I can understand tossing a sandwich and perishables like yogurt or fruit, but it really irked me that they threw out manufactured sealed, non-perishable foods! Especially when I am working hard on teaching not to waste food and we buy food and donate it to our local food pantry!

I realize there are allergies, etc., but they could save non-perishables that are sealed for adult staff members or donate it somewhere! It just seems a really bad lesson to teach kids, IMO, or am I over-reacting?

elizabethkott
07-05-2012, 07:07 PM
I'd be annoyed too.
At J's school, they send everything home that wasn't eaten that day - I guess so that the parents can see what their child ate for lunch. I'd be really PO'd that they just threw everything out without looking to see if there was anything in there that could have been saved.
Maybe you could call and recommend that they use sealed, non-eaten stuff as a stash for kids who forget their lunch for the day? And I wouldn't hesitate to mention that I was annoyed that the lunch wasn't sent home with her sister.

hollybloom24
07-05-2012, 07:14 PM
I did email the director earlier (no response yet) to say I thought it was a bad practice. I suggested saving the sealed foods for kids who forget lunch or snacks - we also have scholarship kids that these could potentially help, but I bet that will be against their policies due to allergies (although everything was well marked with ingredients).

At our school they also send home everything uneaten (including sandwich crusts that my kids don't eat!) so I am used to that model.

I was hoping the lunch would just be saved until she came back (tomorrow) or sent home with her sister, although I get it if the counselors are too busy to manage such a thing. But they still should have looked at it! What if I had reusable containers in the lunch? (I didn't, but considered using them!)

HannaAddict
07-06-2012, 01:05 AM
Sealed or not, I wouldn't want camp to use food sourced from another family and scholarship kids shouldn't have to rely on that either.

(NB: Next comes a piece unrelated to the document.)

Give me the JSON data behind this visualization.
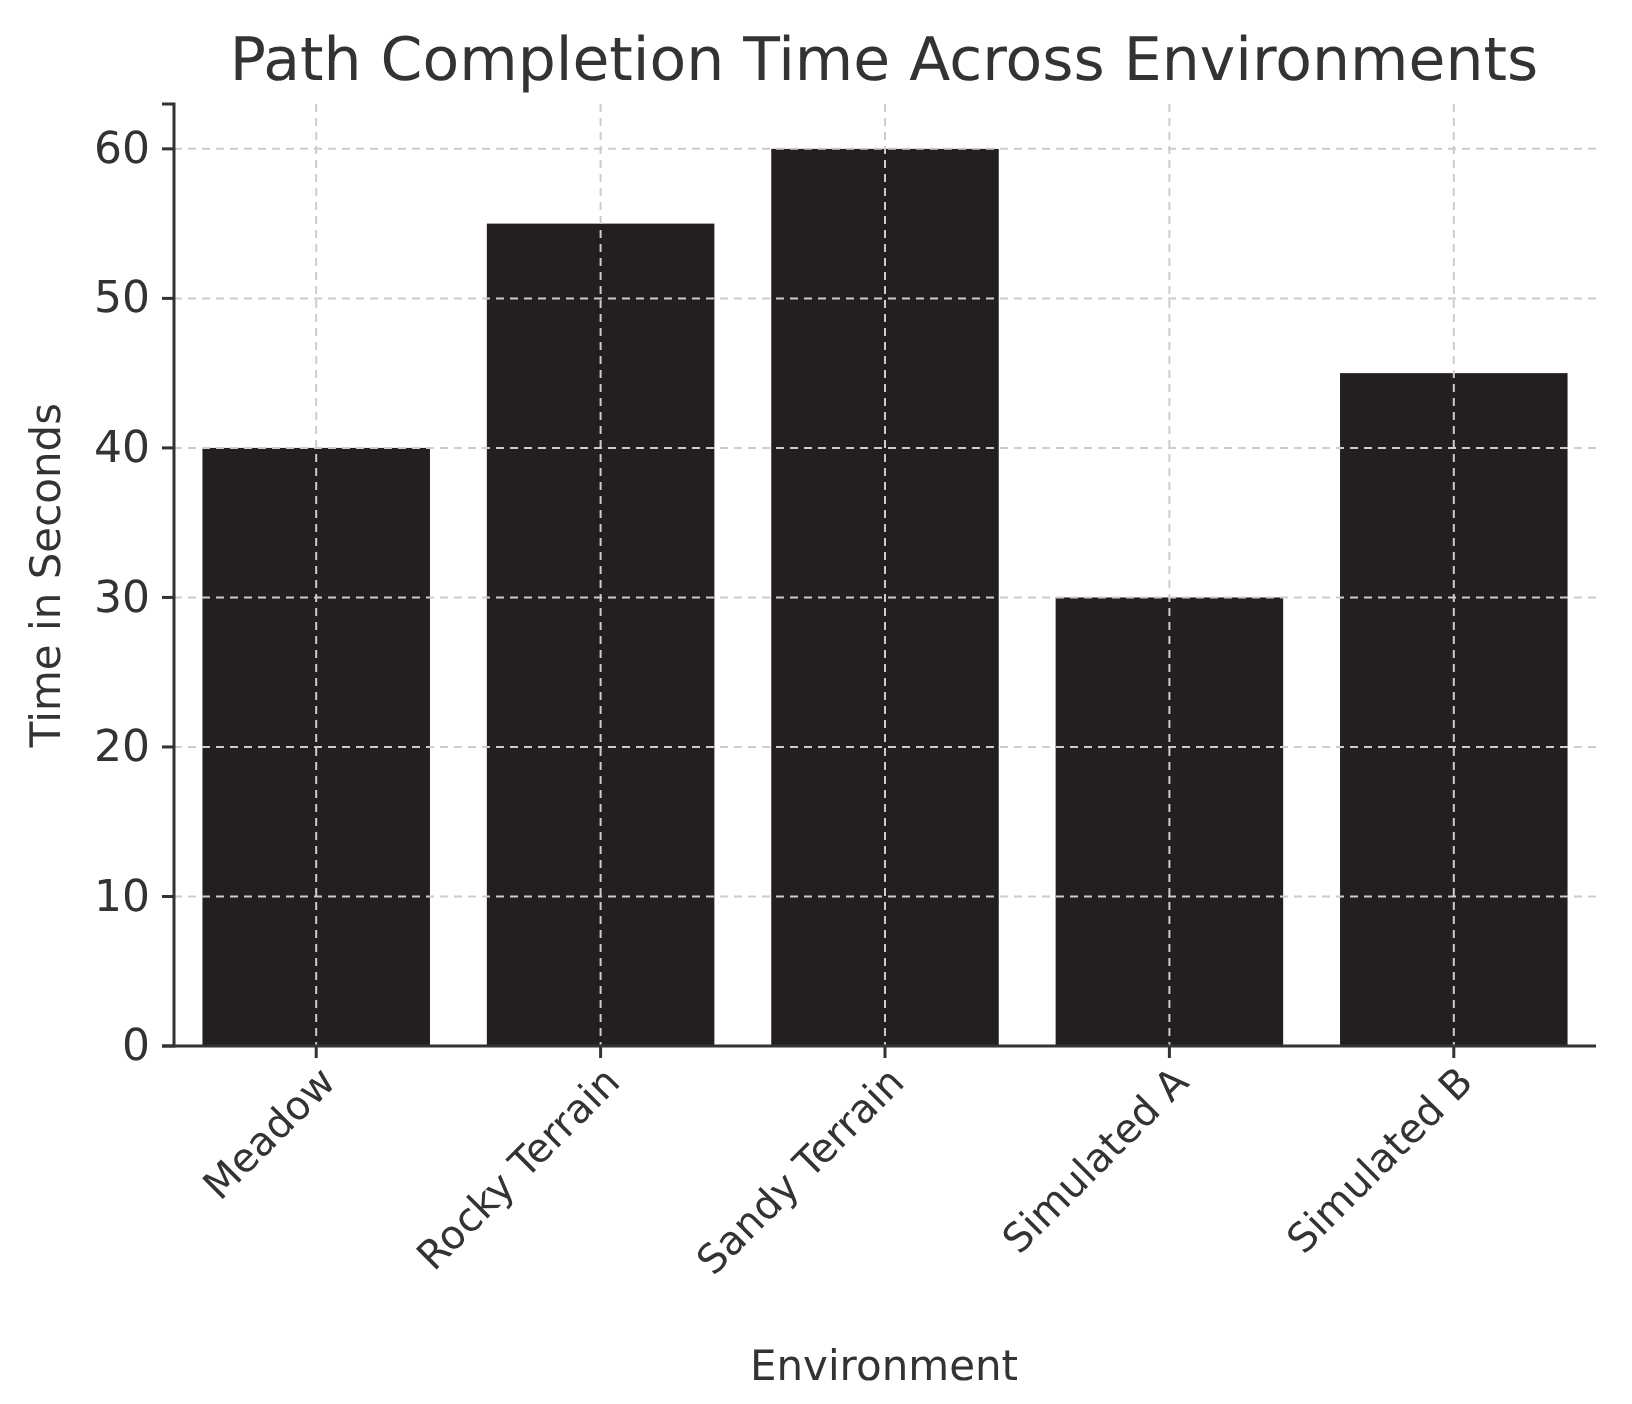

It is safer and a better practice to just save the whole lunch for parents to pick up later and take the chance things might go bad or toss it all and not leave counselor to inspect and see if the milk is shelf stable etc. It is one lunch, I think you are overreacting. It isn't teaching kids to waste food. It is teaching food safety is how I'd frame it.

ETA I'd be upset to lose my containers though and think the save it for parents is best choice and what our school does.

kozachka
07-06-2012, 01:22 AM
Sealed or not, I wouldn't want camp to use food sourced from another family and scholarship kids shouldn't have to rely on that either. It is safer and a better practice to just save the whole lunch for parents to pick up later and take the chance things might go bad or toss it all and not leave counselor to inspect and see if the milk is shelf stable etc. It is one lunch, I think you are overreacting. It isn't teaching kids to waste food. It is teaching food safety is how I'd frame it.

ETA I'd be upset to lose my containers though and think the save it for parents is best choice and what our school does.

:yeahthat: Money was tight growing up, so I hate wasting food, even now that we are quite comfortable, so I understand where you are coming from. That said, I don't think it is reasonable to expect camp counselors to sort through food and decide what to keep and what to toss. That would take too much time, and could be a safety risk. I do agree with people that it would be a better policy to send food back home.